Miniaturized 2-Photon Fluorescence Lifetime Imaging Microscopy (FLIM) Imaging
Faculty: Ryohei Yasuda (Max Planck Florida)
Microscope: Phenosys miniature 2-photon microscope
In this project, students will learn how to perform in vivo imaging using a head-mounted “mini2P” microscope combined with FLIM. They will record neuronal activation or neuromodulation signals using fluorescent biosensors in behaving animals. The project will cover not only acquisition but also analysis of FLIM data. This training gives students experience with cutting-edge functional imaging in freely behaving animals, expanding beyond traditional fixed or head-fixed preparations.
All-Optical Circuit Interrogation Using Targeted Photostimulation and Calcium Imaging
Faculty: Michael Hausser (University College London)
Microscope: Thorlab Bergamo 2-photon microscope
In this project, students will first image cortical neurons to identify those that respond to given sensory stimuli. Then, by targeted two-photon photostimulation of those identified “sensory-responsive” neurons, they will attempt to activate defined ensembles. Simultaneously, calcium imaging will be used to monitor responses in downstream “follower” neurons. This all-optical strategy — combining functional identification, targeted stimulation, and population readout — enables investigation of local circuit connectivity and functional consequences of activating specific neuronal ensembles. The project includes imaging, data preprocessing (e.g., 3D calcium extraction), and downstream data analysis (both supervised and unsupervised clustering of neural responses).

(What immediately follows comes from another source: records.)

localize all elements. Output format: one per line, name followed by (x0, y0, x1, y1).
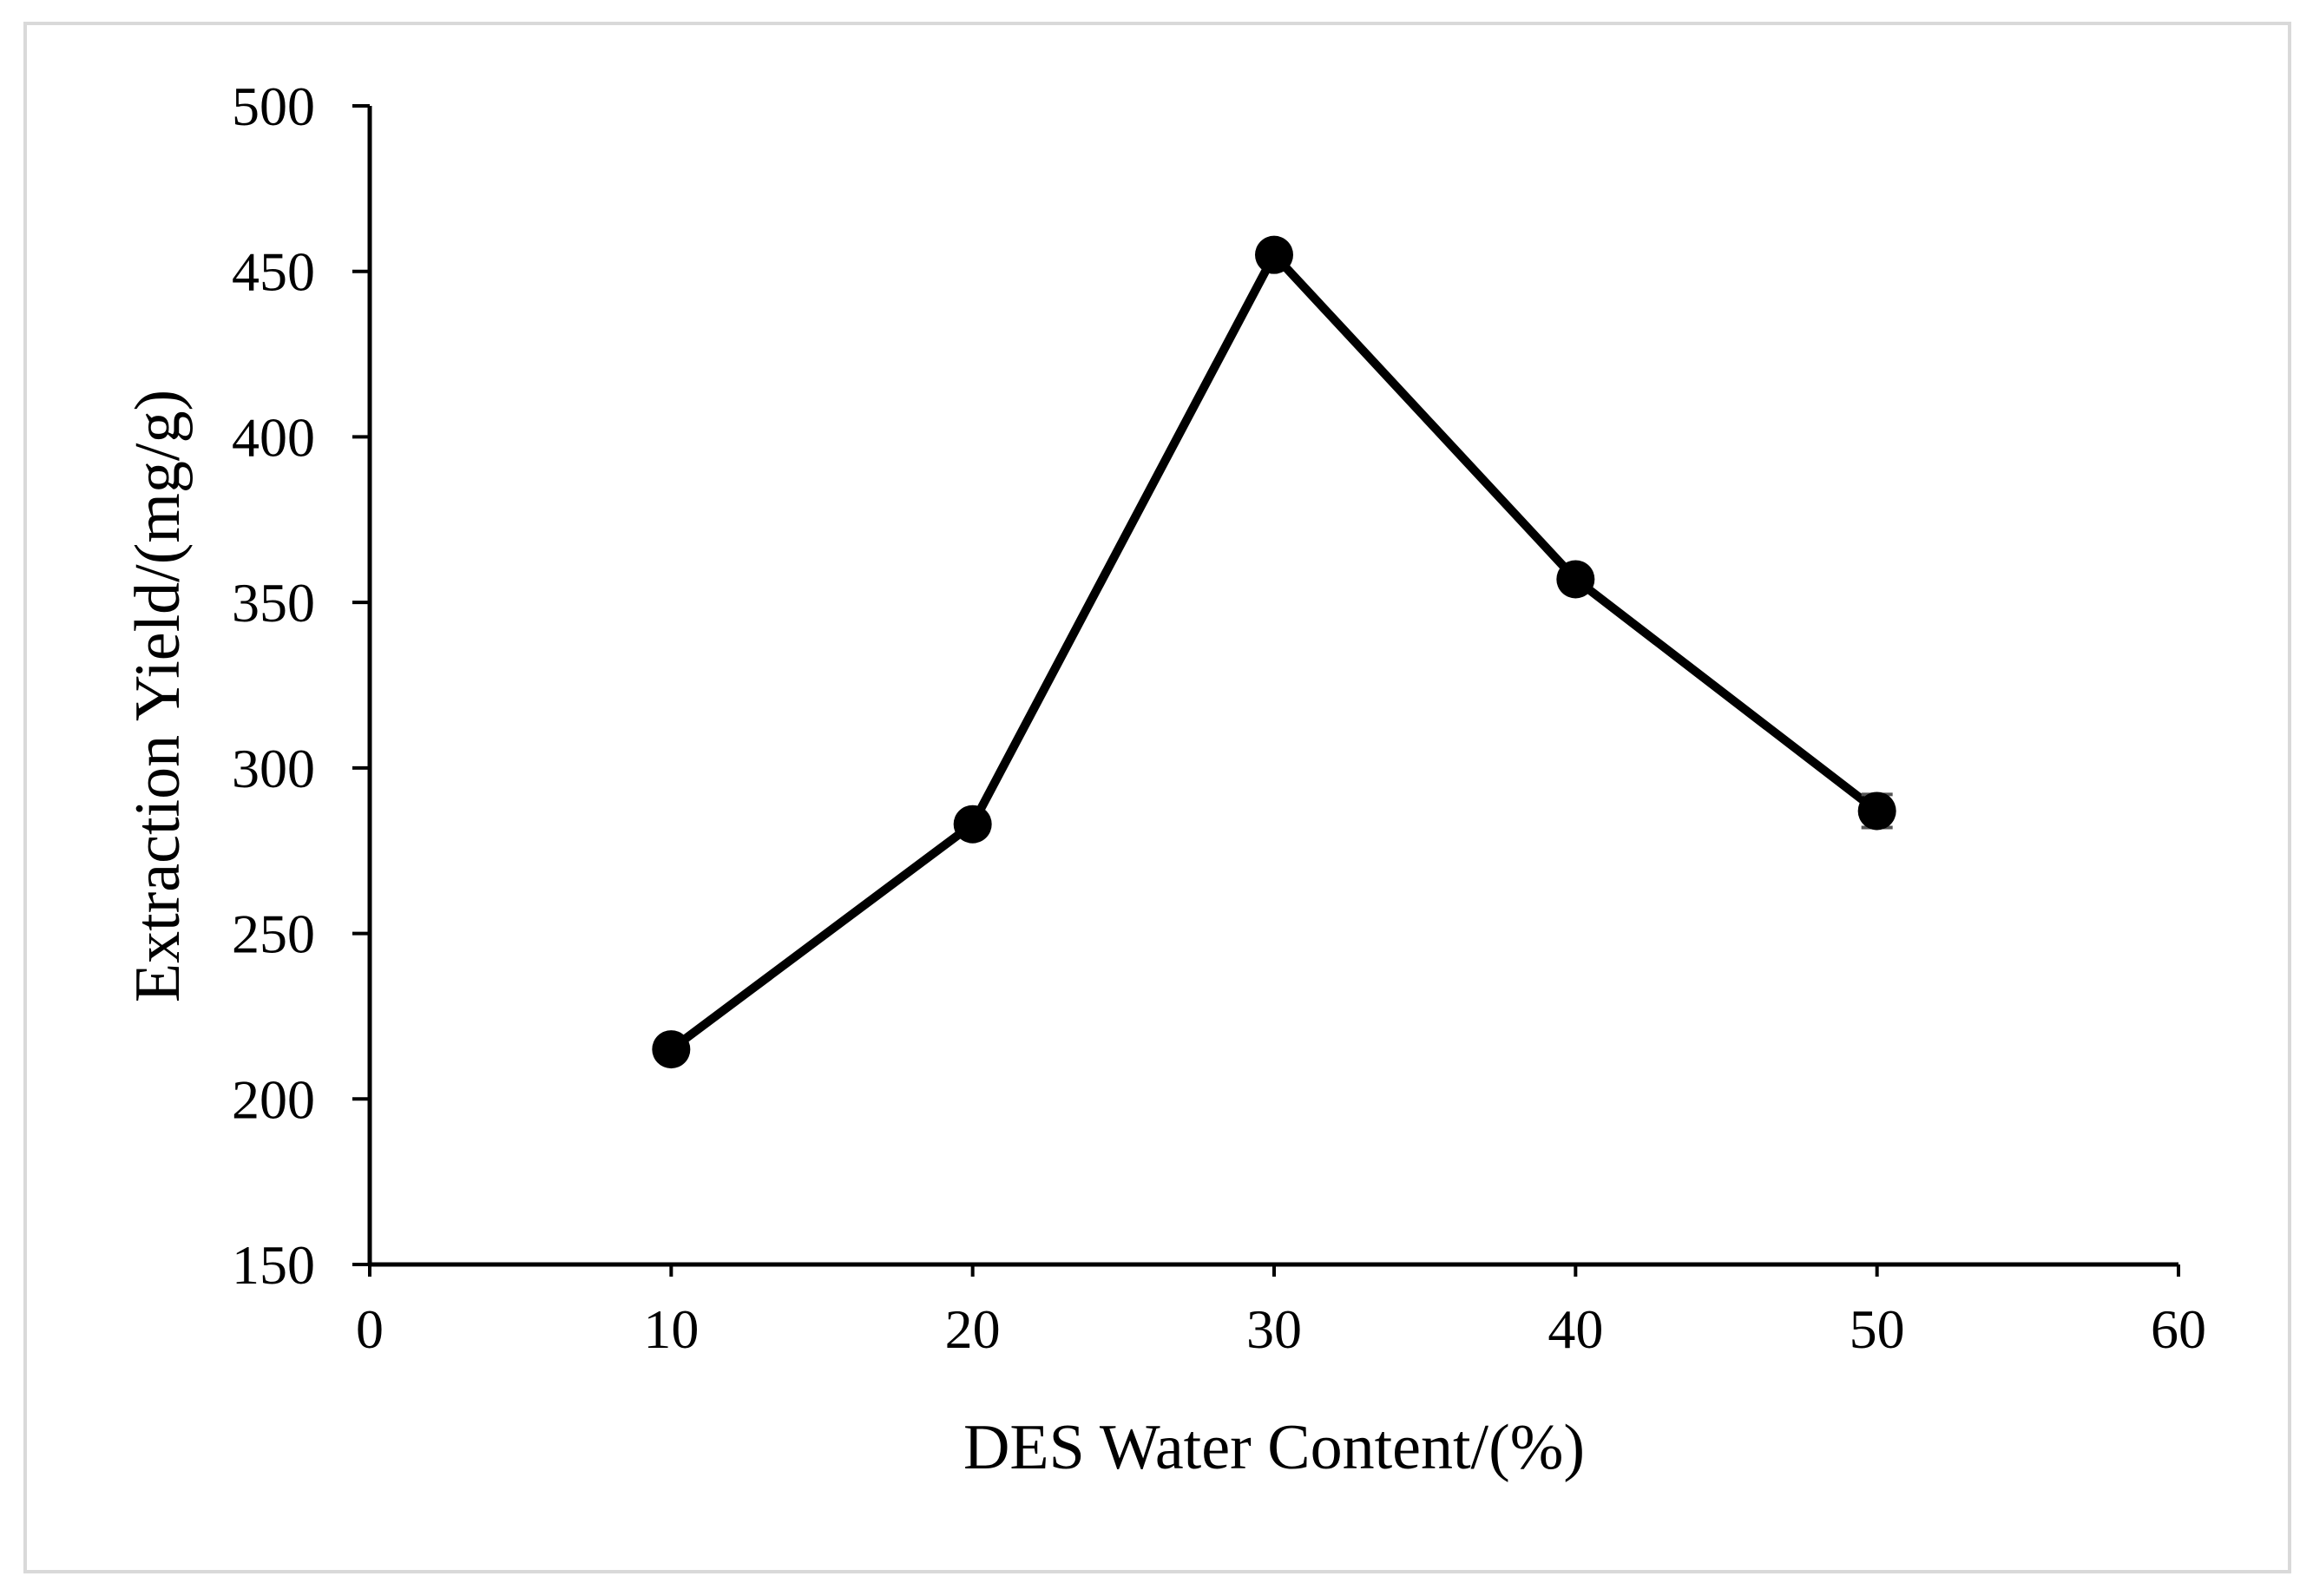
y-tick-label: 500 (232, 76, 315, 137)
x-tick-label: 0 (356, 1298, 384, 1360)
data-point (1857, 791, 1896, 831)
data-point (1255, 235, 1293, 274)
x-axis-title: DES Water Content/(%) (963, 1412, 1585, 1483)
x-tick-label: 60 (2151, 1298, 2206, 1360)
y-tick-label: 350 (232, 572, 315, 634)
series-layer (652, 235, 1896, 1069)
data-point (652, 1030, 691, 1069)
data-point (1556, 560, 1595, 599)
y-axis-title: Extraction Yield/(mg/g) (122, 390, 194, 1002)
x-tick-label: 20 (945, 1298, 1001, 1360)
chart-frame (23, 22, 2291, 1573)
y-tick-label: 250 (232, 903, 315, 965)
y-tick-label: 200 (232, 1068, 315, 1130)
x-tick-label: 10 (643, 1298, 699, 1360)
y-tick-label: 300 (232, 738, 315, 799)
data-point (953, 805, 992, 844)
x-tick-label: 40 (1547, 1298, 1603, 1360)
y-tick-label: 400 (232, 406, 315, 468)
y-tick-label: 450 (232, 241, 315, 303)
x-tick-label: 50 (1850, 1298, 1905, 1360)
x-tick-label: 30 (1246, 1298, 1302, 1360)
x-axis-ticks: 0 10 20 30 40 50 60 (356, 1264, 2206, 1360)
y-axis-ticks: 150 200 250 300 350 400 450 500 (232, 76, 370, 1296)
y-tick-label: 150 (232, 1234, 315, 1296)
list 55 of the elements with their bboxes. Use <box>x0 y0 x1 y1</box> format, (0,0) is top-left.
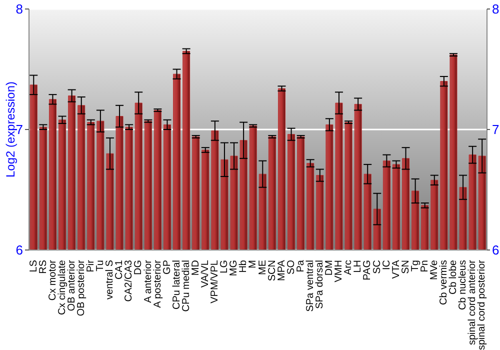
x-tick-label: Pir <box>86 259 97 272</box>
x-tick-label: VMH <box>334 260 345 282</box>
x-tick-label: VTA <box>390 260 402 279</box>
y-tick-label: 8 <box>16 2 23 17</box>
y-tick-label: 6 <box>16 242 23 258</box>
x-tick-label: Hb <box>238 260 250 273</box>
x-tick-label: SCN <box>266 260 278 282</box>
x-tick-label: MG <box>228 260 240 276</box>
x-tick-label: Cb lobe <box>448 260 460 294</box>
x-tick-label: CPu lateral <box>171 260 182 310</box>
x-tick-label: VA/VL <box>200 260 212 288</box>
x-tick-label: MD <box>190 260 202 276</box>
x-tick-label: PAG <box>362 260 374 280</box>
x-tick-label: Tg <box>410 260 421 272</box>
x-tick-label: Pa <box>295 260 306 272</box>
x-tick-label: OB anterior <box>66 259 78 312</box>
x-tick-label: OB posterior <box>76 259 87 316</box>
y2-tick-label: 7 <box>492 122 500 138</box>
x-tick-label: Cb vermis <box>438 260 450 306</box>
x-tick-label: spinal cord posterior <box>476 259 488 350</box>
x-tick-label: DG <box>133 260 144 275</box>
x-tick-label: SPa ventral <box>304 260 316 312</box>
x-tick-label: spinal cord anterior <box>467 259 478 346</box>
x-tick-label: A anterior <box>142 259 154 303</box>
x-tick-label: ME <box>257 260 268 275</box>
x-tick-label: Cx motor <box>47 259 58 301</box>
x-tick-label: IC <box>381 260 392 270</box>
y-tick-label: 7 <box>16 122 23 138</box>
x-tick-label: Tu <box>95 260 106 272</box>
x-tick-label: LH <box>352 260 364 273</box>
y2-tick-label: 8 <box>492 2 500 17</box>
x-tick-label: DM <box>324 260 336 276</box>
x-tick-label: VPM/VPL <box>210 260 221 304</box>
y-axis-title: Log2 (expression) <box>3 81 18 178</box>
x-tick-label: LG <box>219 260 230 274</box>
x-tick-label: Pn <box>419 260 430 272</box>
x-tick-label: Arc <box>343 260 354 275</box>
x-tick-label: SC <box>372 260 383 274</box>
x-tick-label: MPA <box>276 260 288 281</box>
x-tick-label: SN <box>400 260 412 274</box>
x-tick-label: CA1 <box>114 260 126 280</box>
x-tick-label: M <box>248 260 259 268</box>
x-tick-label: CPu medial <box>180 260 192 312</box>
y2-tick-label: 6 <box>492 242 500 258</box>
x-tick-label: MVe <box>429 260 440 280</box>
x-tick-label: SPa dorsal <box>314 260 326 309</box>
x-tick-label: Cb nucleus <box>458 260 469 310</box>
x-tick-label: SO <box>286 260 297 274</box>
x-tick-label: ventral S <box>104 260 116 300</box>
x-tick-label: Cx cingulate <box>56 260 68 316</box>
x-tick-label: GP <box>162 260 173 274</box>
x-tick-label: A posterior <box>152 259 164 308</box>
x-tick-label: CA2/CA3 <box>124 260 135 302</box>
x-tick-label: LS <box>28 260 40 272</box>
x-tick-label: RS <box>38 260 49 274</box>
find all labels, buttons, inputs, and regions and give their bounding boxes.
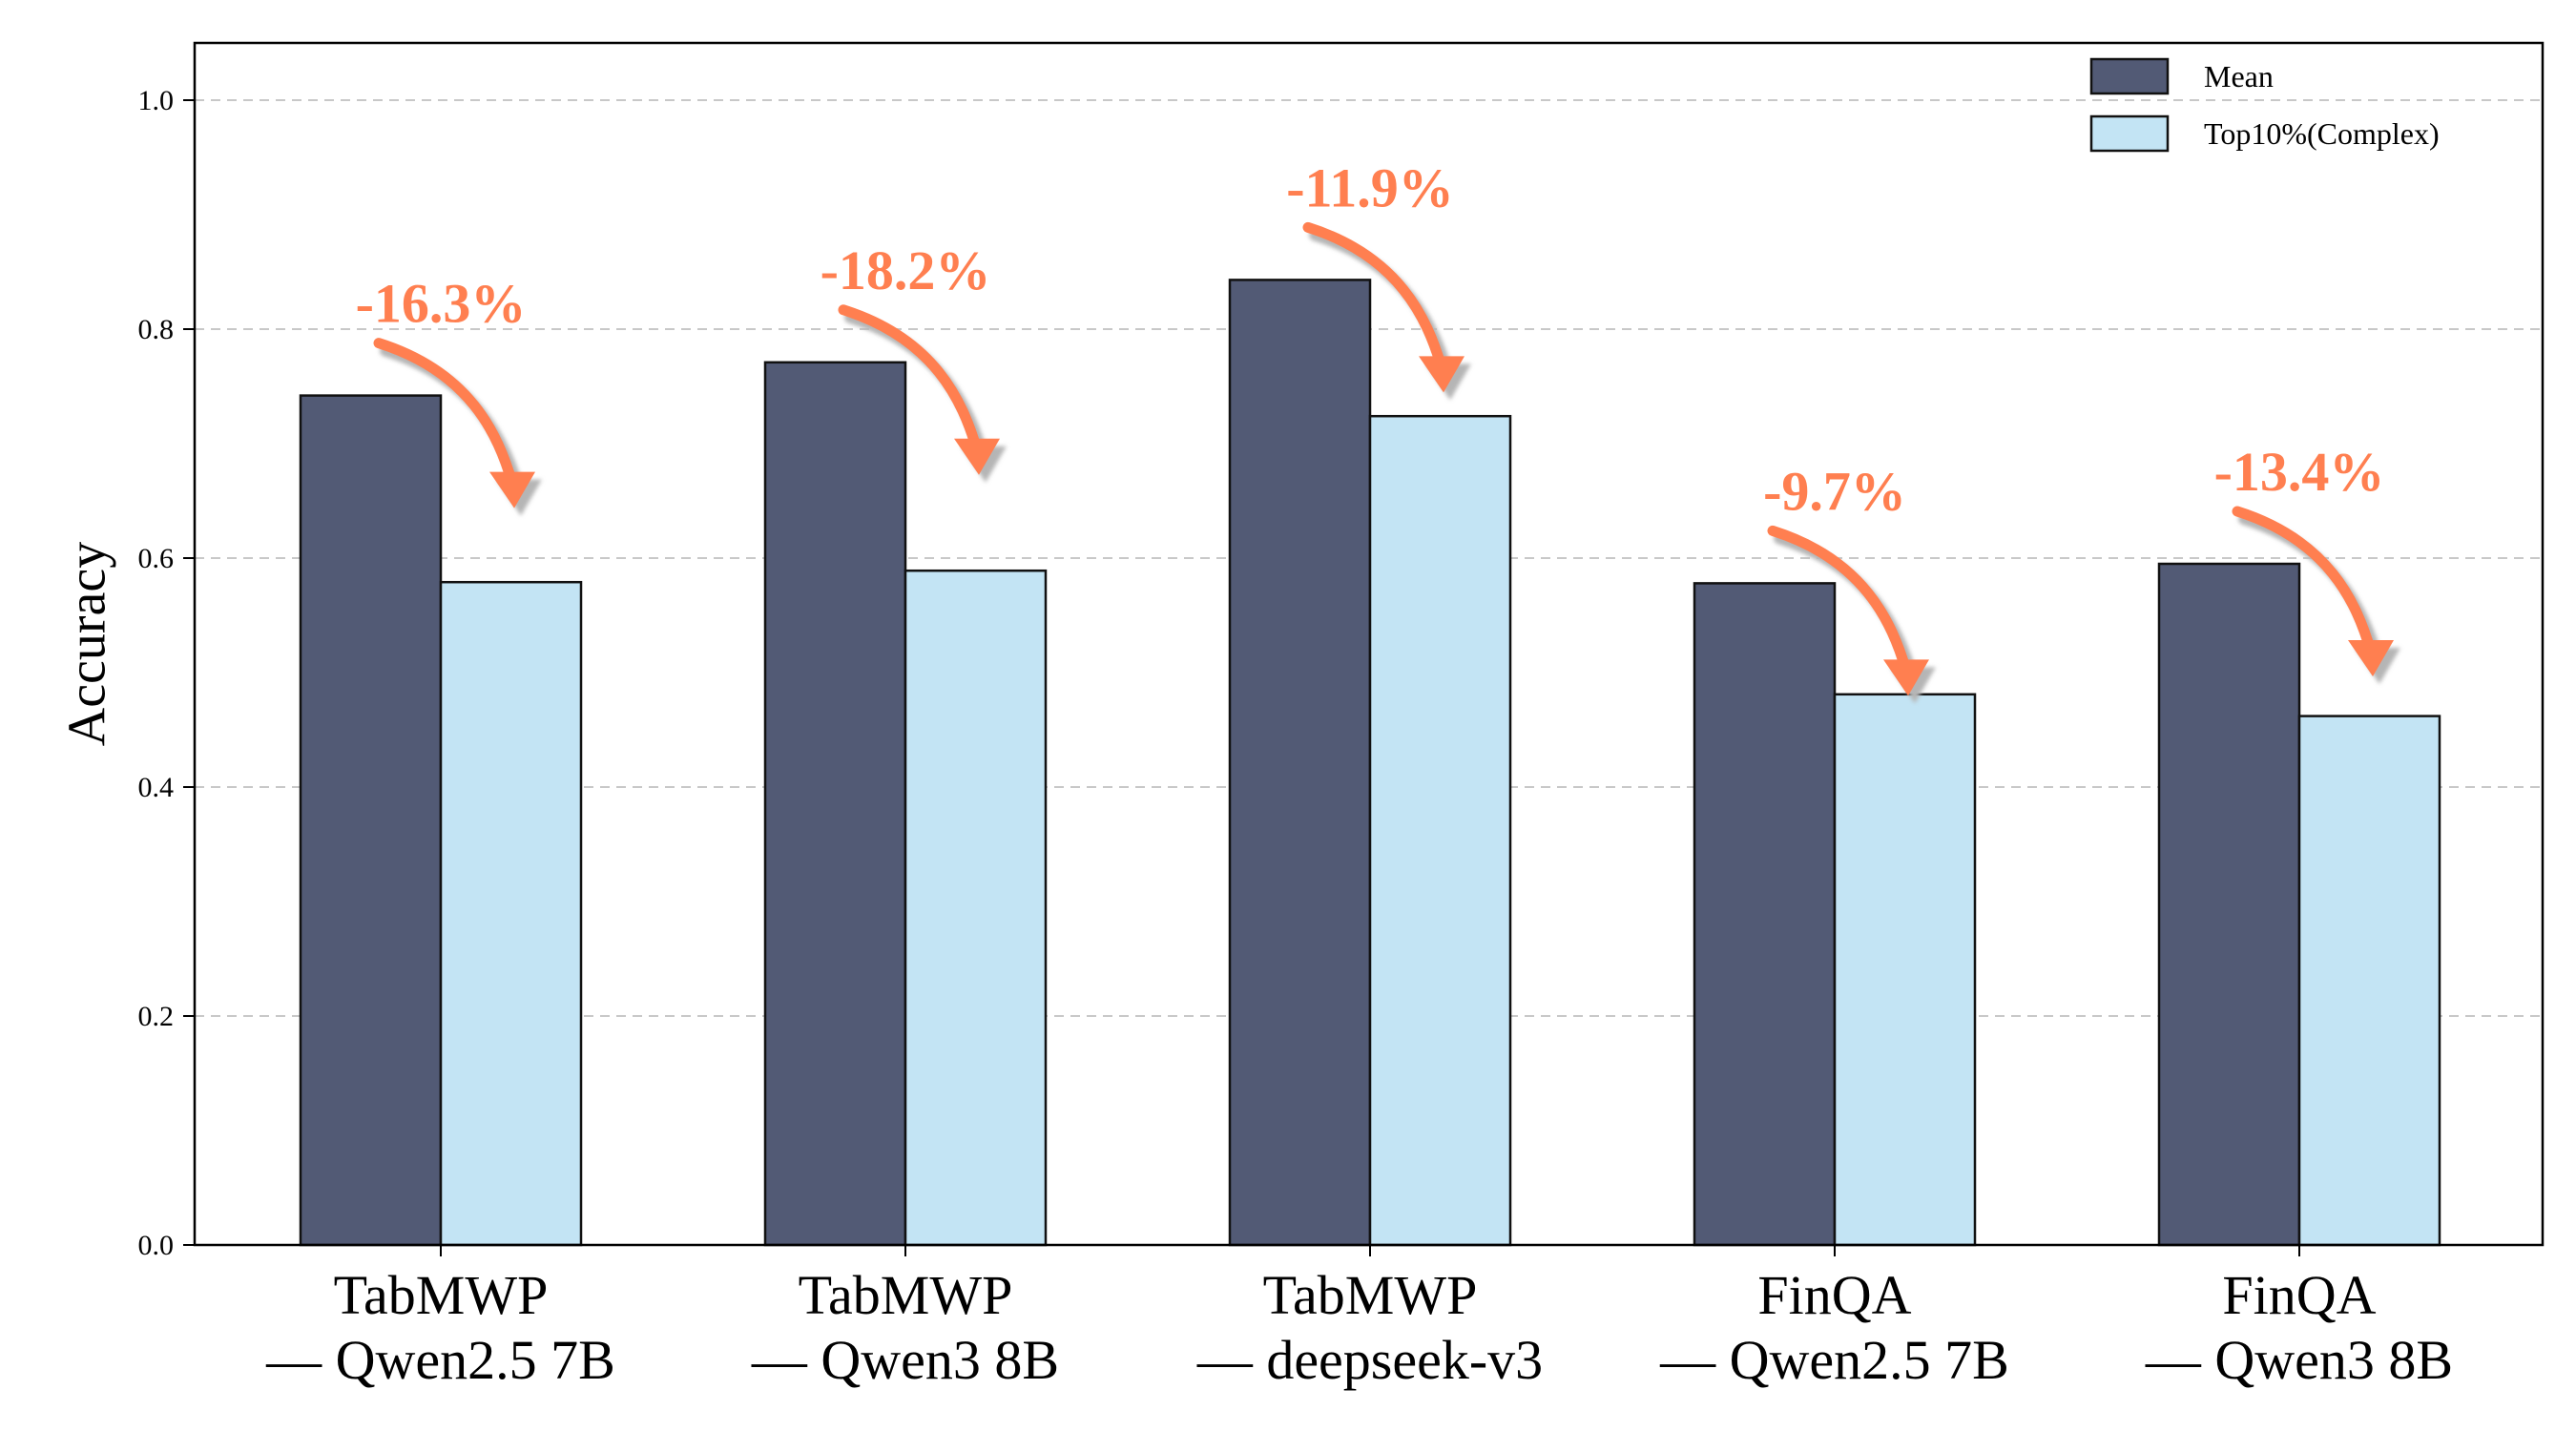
x-tick-label-dataset: TabMWP [799,1264,1013,1326]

Mesoscale Intravital Fluorescence Microscopy of Large-Scale Neural Activity in Awake Mice
Faculty: Jiamin Wu (Tsinghua University)
Microscope: Hehu Technology mesoscale intravital fluorescence microscopy
In this project, students will use a mesoscale intravital fluorescence microscope to capture neural activity across broad brain regions in awake mice. The goal is to record population-level neuronal responses at single-cell resolution across extended cortical regions in response to diverse visual stimuli. This project provides training in large-area functional imaging, stimulus design, and analysis of how sensory information is encoded and propagated across populations of cortical neurons.
Integration of Miniature 2-photon Imaging with Behavioral Monitoring
Faculty: Tim Murphy (University of British Columbia) and Shaorong Ma (UC Santa Cruz)
Microscope: Transcend miniature 2-photon microscope
This project introduces students to a complete experimental workflow linking neural activity in the medial prefrontal cortex (mPFC) to freely moving mouse behavior. On the behavioral side, students will acquire high-quality 3D video recordings of mice during tasks and analyze their movement. On the imaging side, they will learn how to record, preprocess, and extract neural signals from 2P imaging. Finally, they will explore how to integrate behavioral and neural data — potentially leveraging synthetic data — to examine correlations between behavior and brain activity. This offers a practical and modern approach to systems neuroscience in freely behaving animals, combining imaging, behavior tracking, and data science.